The house museum, complete with period furnishing of the late Victorian period, has been welcoming visitors since the mid-1980's.

The present site of the Fite-Fessenden House Museum includes land owned by Revolutionary soldier James Meness, Jr. before Wilson County was organized. 

 On January 12, 1816, James Meness sold forty acres of this grant (including the 236 West Main Street lot) to Dr. Edmund Crutcher.  Dr. Crutcher, one of Lebanon’s first physicians, was one of the five commissioners appointed to serve as the governing body for the town of Lebanon.  In 1819, when the corporation of the Town of Lebanon was chartered, Dr. Crutcher became Lebanon’s first mayor.  He also served as Wilson County trustee from 1814 to 1820.

Dr. Crutcher, then living in Davidson County, sold to John S. Topp on February 17, 1825, four acres of the forty-acre tract that included the home site. John Topp, an early attorney in Lebanon, served as Circuit Court Clerk for Wilson County from 1821 to 1827.  Topp later moved to Texas and became prominent in Texas political affairs.

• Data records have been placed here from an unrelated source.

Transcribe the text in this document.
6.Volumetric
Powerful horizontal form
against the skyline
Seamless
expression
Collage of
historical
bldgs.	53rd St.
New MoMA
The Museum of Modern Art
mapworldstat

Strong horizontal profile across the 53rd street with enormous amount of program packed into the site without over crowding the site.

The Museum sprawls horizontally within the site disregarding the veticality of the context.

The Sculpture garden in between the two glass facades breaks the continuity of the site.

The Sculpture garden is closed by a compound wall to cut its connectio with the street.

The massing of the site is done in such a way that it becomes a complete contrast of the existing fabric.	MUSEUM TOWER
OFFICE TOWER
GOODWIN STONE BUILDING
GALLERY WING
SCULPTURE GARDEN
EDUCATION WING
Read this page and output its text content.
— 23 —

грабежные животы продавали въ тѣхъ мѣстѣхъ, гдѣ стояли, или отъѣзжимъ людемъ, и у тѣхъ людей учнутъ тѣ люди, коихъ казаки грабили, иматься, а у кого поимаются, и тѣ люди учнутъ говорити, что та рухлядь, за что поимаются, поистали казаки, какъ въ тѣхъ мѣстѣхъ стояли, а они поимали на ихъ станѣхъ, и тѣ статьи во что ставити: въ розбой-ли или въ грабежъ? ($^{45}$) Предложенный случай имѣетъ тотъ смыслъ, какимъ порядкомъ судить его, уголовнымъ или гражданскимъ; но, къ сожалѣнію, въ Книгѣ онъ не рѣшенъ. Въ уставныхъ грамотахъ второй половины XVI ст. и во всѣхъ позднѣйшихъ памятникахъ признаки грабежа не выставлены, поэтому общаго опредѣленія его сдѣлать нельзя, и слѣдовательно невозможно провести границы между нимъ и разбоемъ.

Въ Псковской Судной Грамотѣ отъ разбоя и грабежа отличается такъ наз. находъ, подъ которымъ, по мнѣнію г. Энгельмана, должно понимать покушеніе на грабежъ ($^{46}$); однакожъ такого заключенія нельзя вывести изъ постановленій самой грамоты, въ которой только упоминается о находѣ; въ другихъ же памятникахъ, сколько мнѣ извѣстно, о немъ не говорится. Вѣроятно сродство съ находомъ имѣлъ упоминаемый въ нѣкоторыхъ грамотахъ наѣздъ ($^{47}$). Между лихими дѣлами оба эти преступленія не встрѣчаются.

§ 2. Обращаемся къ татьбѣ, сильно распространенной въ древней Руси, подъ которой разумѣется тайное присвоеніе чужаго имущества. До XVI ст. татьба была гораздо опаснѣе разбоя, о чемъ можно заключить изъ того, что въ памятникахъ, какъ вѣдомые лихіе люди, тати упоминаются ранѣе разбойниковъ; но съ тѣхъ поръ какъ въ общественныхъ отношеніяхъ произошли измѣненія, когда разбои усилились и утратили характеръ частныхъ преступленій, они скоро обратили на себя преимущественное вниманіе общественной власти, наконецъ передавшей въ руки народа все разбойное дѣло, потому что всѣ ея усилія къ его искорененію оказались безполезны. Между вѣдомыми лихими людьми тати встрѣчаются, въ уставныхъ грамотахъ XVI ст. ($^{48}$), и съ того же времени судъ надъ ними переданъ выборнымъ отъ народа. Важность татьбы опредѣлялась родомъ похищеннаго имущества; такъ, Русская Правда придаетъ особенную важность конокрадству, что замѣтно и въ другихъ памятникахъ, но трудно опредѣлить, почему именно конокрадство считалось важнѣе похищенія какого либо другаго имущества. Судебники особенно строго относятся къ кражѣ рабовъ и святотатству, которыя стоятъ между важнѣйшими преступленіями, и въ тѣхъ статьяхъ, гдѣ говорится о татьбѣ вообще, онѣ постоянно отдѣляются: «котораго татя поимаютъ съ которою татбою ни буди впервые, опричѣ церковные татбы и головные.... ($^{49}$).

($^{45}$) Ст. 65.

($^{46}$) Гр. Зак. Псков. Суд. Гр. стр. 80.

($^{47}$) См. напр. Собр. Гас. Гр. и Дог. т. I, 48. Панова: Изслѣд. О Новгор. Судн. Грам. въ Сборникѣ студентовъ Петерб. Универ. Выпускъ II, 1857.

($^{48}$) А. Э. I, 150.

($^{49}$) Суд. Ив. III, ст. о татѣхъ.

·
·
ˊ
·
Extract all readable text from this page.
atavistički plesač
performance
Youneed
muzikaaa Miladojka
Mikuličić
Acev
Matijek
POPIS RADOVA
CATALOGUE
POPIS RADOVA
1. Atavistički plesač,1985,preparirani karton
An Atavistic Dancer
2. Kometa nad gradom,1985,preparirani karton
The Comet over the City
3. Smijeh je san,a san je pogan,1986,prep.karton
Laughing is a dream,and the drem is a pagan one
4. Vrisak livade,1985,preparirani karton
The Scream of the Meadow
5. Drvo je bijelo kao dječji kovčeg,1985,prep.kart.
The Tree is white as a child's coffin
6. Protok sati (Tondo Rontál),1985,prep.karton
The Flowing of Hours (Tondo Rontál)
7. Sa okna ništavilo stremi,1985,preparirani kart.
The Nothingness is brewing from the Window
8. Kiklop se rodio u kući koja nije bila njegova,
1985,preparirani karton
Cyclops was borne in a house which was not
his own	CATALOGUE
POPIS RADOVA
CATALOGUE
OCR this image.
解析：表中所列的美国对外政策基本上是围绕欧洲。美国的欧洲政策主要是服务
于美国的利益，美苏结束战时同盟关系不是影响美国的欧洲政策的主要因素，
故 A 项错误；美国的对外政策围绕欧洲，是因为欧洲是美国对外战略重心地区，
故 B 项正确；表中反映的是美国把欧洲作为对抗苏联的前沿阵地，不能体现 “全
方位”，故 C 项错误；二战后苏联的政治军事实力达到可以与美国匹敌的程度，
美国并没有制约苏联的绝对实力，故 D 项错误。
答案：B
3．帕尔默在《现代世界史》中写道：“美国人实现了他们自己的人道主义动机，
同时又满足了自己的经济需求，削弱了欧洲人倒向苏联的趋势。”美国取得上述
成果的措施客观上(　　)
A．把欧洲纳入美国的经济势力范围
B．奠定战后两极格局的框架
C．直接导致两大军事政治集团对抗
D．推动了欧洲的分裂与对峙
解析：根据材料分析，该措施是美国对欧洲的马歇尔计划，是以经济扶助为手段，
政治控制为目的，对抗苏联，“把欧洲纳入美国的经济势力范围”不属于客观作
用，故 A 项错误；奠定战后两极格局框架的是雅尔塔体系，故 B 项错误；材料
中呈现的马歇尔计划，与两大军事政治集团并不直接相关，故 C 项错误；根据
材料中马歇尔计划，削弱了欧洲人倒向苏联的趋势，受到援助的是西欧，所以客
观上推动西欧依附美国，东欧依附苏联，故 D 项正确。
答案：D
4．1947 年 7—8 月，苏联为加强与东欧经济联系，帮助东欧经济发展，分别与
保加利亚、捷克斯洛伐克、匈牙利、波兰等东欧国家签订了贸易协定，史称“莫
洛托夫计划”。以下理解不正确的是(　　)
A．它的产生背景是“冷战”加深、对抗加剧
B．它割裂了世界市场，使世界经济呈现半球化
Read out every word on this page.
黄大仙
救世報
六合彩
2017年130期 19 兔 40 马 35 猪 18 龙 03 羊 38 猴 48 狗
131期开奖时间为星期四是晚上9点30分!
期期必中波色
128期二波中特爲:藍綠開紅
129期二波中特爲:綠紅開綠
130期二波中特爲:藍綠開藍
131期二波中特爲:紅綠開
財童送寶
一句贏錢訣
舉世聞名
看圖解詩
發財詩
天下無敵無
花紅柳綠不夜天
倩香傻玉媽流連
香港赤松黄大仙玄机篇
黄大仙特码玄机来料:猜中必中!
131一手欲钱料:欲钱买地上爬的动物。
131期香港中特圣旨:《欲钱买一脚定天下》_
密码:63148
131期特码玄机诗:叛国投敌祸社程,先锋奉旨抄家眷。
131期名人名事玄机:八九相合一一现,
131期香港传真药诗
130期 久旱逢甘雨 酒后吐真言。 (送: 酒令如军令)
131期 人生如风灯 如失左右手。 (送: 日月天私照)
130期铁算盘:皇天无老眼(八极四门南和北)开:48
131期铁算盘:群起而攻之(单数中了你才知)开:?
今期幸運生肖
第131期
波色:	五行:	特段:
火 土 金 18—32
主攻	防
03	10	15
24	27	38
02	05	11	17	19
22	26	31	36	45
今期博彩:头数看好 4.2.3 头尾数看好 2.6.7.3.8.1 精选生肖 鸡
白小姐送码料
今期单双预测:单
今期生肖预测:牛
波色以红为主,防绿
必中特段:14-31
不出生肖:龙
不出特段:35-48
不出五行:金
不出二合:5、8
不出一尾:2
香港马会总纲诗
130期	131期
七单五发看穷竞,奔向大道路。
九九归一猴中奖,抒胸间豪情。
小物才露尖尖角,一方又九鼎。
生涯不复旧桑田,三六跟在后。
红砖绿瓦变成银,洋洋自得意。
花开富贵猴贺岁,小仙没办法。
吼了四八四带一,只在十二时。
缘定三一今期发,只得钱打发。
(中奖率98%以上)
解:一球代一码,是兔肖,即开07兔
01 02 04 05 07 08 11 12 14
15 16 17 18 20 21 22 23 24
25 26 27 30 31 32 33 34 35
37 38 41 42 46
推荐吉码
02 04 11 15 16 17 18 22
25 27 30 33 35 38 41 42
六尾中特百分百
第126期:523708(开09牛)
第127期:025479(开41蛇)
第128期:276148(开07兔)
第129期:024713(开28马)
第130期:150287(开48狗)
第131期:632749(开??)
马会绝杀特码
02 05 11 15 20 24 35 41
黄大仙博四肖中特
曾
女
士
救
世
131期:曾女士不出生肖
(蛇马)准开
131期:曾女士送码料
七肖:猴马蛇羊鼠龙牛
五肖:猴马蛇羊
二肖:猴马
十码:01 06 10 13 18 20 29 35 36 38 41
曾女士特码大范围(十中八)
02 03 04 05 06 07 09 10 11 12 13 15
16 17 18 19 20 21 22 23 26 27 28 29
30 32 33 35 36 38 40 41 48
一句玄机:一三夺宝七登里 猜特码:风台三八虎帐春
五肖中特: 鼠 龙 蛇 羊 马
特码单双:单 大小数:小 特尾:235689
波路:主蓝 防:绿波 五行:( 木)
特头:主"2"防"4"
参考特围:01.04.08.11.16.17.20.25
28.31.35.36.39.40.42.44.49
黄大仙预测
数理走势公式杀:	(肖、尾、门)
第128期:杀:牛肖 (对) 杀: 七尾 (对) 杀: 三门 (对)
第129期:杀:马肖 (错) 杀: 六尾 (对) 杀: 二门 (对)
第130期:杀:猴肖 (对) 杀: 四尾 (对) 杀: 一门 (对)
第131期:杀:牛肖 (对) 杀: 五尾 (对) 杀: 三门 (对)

On June 17, 1826, John Topp sold to Dr. Samuel Hogg the same four acres.  Dr. Hogg, another of Lebanon’s first physicians, served as one of the five commissioners for the Town of Lebanon.  He served as surgeon under General Andrew Jackson in the War of 1812.  Dr. Hogg represented Wilson County in the state legislature in 1813 and in 1817-1819 served in the U.S. Congress, the first from Lebanon to do so.  Dr. Hogg later moved to Nashville and was one of the first officers in the Tennessee Medical Society.

In 1827, Dr. Hogg sponsored a lottery with the drawing held on September 12, 1827, offering a ten-acre lot that included the four acres and the home site lot to the holder of the winning ticket.  Phillip Lindsley, an outstanding educator and President of Cumberland College in Nashville, held the winning ticket, number 1991.

The ten-acre lot remained intact until after Phillip Lindsley’s death when it passed to his son Nathaniel, a professor of languages at the newly founded Cumberland University in Lebanon and later founder of the noted Greenwood Seminary for Young Ladies four miles east of Lebanon.

A part of the 10-acre lot was sold after Nathaniel’s death by his estate to Dr. James Fite for $560 on December 20, 1869.  The deed reads: 100 feet on south side of West Main Street, 361 feet south to Gay Street, 101 feet west on Gay Street and 161 feet north to West Main Street containing 4/5 of an acre more or less.  It is assumed that Dr. Fite began construction on his home shortly after acquiring the lot.